We fund our retirement accounts first and choose to live in a smaller place, drive less expensive cars, and spend less on vacations than we could afford. We just don’t even think about spending money that’s earmarked for retirement because it’s our number one financial objective.

Your One Money Objective might be family, charity, or self-employment. A good way to narrow it down is to consider what’s causing any financial stress that you may be feeling right now. If your finances aren’t supporting your core values, it can show up as anxiety, worry, and despair.

Another way to recognize your One Money Objective is to acknowledge what’s most important to you. What would make you happy to achieve even if money were no object? Maybe it’s putting your kids through college or starting a charitable foundation. There isn’t a right or wrong answer.

Once you choose One Money Objective you can use it as a guide when you’re not sure what to do. For instance, if you’re wondering if you should raid your 401k to pay off credit cards, ask yourself if doing that supports or defeats your objective. If you’re considering starting a side business or going back to school, consider if it moves you closer to or farther away from your key financial objective.

If you’re like me and value retirement above all goals, then you never, ever tap your retirement account for any reason.
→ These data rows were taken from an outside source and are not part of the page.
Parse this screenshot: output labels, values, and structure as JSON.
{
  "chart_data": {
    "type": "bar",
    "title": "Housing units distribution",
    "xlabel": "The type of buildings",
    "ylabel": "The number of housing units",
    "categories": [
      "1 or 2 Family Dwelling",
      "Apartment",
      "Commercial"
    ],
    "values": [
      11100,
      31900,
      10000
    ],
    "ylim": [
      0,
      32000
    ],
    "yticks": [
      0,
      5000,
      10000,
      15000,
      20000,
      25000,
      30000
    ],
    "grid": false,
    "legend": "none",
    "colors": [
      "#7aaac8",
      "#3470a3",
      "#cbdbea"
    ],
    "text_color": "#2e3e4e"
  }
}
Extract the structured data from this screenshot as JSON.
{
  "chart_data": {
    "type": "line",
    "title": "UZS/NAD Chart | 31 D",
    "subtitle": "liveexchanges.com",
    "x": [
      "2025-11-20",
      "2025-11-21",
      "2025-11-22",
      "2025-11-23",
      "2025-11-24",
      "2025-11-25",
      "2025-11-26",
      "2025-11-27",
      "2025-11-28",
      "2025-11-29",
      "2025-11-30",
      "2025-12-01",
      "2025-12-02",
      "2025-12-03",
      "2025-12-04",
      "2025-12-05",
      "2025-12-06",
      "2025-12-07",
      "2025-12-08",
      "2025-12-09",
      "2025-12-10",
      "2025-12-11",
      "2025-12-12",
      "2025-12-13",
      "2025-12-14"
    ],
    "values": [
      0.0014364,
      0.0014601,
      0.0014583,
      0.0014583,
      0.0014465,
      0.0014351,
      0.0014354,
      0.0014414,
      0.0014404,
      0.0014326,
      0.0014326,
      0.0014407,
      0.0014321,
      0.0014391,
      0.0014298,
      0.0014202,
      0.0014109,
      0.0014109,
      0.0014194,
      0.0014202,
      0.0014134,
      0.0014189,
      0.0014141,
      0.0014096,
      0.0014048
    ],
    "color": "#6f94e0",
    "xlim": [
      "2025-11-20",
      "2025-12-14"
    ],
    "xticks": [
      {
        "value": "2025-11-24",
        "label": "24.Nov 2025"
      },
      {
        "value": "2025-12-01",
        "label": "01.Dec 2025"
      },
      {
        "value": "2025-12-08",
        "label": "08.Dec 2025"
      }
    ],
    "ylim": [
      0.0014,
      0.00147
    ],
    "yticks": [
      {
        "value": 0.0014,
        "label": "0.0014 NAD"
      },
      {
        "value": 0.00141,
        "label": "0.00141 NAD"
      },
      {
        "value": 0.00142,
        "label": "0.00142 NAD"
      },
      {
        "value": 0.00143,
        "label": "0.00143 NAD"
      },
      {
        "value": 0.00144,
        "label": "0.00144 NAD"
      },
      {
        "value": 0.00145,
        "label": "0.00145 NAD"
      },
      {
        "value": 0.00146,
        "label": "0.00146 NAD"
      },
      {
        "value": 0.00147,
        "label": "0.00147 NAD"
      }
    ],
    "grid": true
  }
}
If you’ve accumulated high-interest debt that you need to pay down, get aggressive about tackling it by earning more and cutting expenses without sacrificing your retirement funds.

To increase your likelihood of success, pick One Money Objective that’s most important to you and pursue it with a vengeance. To stay motivated, I recommend creating visible triggers that remind you what you want to accomplish every day. Place strategic cues in your home, car, and workplace that spark your attention and foster good habits.

For instance, you could write your One Money Objective on an index card that stays in your wallet. Jot it down on a sticky note that stays on your credit cards, bathroom mirror, car dashboard, and computer monitor at work.

Another strategy is to start each morning with a journal entry about why your objective is so important, what you’ll do today to accomplish it, and what it ultimately means for you and your family’s future. The Five-Minute Journal book or app to is a great tool to shift your focus to what’s most important and fool proof your commitment so you eliminate what stands between you and your money goals.